The Daily Telegraph

Cost of adult social care ‘will mean huge cuts to services’

- By Charles Hymas HOME AFFAIRS EDITOR

COUNCILS will have to spend up to 60 per cent of their revenues on adult social care by 2034, with huge cuts to other services, unless they are bailed out by the Government, the Institute of Fiscal Studies (IFS) has warned.

The IFS said overall spending on services by English councils has already fallen by 21 per cent since 2017-18.

It has left local authoritie­s caught between rising demand from the growing numbers of elderly and disabled and a legal cap on council tax increases of three per cent – unless they call a referendum.

The IFS said this means the proportion of tax revenues needed for adult social care could rise from 38 per cent now to 60 per cent within 15 years.

“Without additional funding, this would mean cuts to other services, many of which have already seen cuts of 40-plus per cent,” said the IFS, in a report published today.

It argues that even if council tax was increased by 4.7 per cent a year – the average rise this year, including extra money ring-fenced for social care – adult social care could still amount to 50 per cent of local tax revenues.

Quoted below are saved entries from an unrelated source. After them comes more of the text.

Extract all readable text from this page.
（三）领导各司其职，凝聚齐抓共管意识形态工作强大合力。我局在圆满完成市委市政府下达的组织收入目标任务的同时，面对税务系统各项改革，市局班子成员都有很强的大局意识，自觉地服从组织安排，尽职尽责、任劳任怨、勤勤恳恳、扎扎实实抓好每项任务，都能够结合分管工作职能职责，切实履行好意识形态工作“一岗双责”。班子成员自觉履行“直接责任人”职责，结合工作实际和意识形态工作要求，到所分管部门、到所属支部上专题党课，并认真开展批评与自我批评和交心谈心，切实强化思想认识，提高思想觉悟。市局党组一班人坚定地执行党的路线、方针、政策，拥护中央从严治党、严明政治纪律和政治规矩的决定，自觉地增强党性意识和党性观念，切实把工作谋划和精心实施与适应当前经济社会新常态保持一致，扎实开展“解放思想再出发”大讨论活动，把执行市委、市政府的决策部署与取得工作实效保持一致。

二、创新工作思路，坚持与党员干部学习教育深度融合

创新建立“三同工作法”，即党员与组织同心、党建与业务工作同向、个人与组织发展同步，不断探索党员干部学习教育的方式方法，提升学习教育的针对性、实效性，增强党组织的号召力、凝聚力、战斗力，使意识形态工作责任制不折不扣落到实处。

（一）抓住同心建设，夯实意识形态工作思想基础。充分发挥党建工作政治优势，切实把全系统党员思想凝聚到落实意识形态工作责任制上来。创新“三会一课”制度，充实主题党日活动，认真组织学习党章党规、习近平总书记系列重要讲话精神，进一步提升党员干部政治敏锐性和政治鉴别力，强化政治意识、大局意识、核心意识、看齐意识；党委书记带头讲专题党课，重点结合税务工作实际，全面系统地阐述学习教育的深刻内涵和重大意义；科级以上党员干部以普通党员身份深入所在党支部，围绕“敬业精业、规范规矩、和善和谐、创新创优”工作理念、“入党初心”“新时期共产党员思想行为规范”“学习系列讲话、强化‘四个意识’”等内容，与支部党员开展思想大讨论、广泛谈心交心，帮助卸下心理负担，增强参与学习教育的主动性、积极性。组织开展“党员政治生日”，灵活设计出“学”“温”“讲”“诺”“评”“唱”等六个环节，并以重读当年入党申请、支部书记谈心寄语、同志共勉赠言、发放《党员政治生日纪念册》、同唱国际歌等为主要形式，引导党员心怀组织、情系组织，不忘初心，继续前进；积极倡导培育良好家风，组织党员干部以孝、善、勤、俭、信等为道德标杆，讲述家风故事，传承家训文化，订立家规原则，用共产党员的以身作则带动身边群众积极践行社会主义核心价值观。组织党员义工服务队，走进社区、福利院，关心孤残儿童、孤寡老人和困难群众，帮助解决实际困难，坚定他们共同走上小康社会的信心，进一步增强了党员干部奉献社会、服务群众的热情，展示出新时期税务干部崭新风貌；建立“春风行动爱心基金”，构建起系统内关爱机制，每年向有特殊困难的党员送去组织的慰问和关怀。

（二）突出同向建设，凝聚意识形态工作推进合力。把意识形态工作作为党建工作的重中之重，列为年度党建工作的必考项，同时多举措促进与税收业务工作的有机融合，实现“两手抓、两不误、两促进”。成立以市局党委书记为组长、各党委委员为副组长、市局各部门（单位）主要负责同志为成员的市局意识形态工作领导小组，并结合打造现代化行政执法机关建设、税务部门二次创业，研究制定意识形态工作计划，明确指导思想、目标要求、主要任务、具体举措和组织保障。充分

The IFS said: “Either councils have to be provided with additional revenues to enable them to continue providing existing service or government and society must accept that councils can afford to provide fewer or lower quality services than currently.”

The IFS also warned of trade-offs between how much was allocated centrally by the Government against the amount levied locally.

If ministers allowed more money to be raised locally, it could give councils strong incentives to grow local tax bases and economies, but it could lead to big divergenci­es in the range and quality of services in different areas.

David Phillips, one of the report’s authors, said: “Current plans for councils to rely on council tax and business rates for the vast bulk of their funding don’t look compatible with our expectatio­ns of what they should provide.

“A proper national debate on how much we are willing to pay and what we expect of councils is therefore needed.”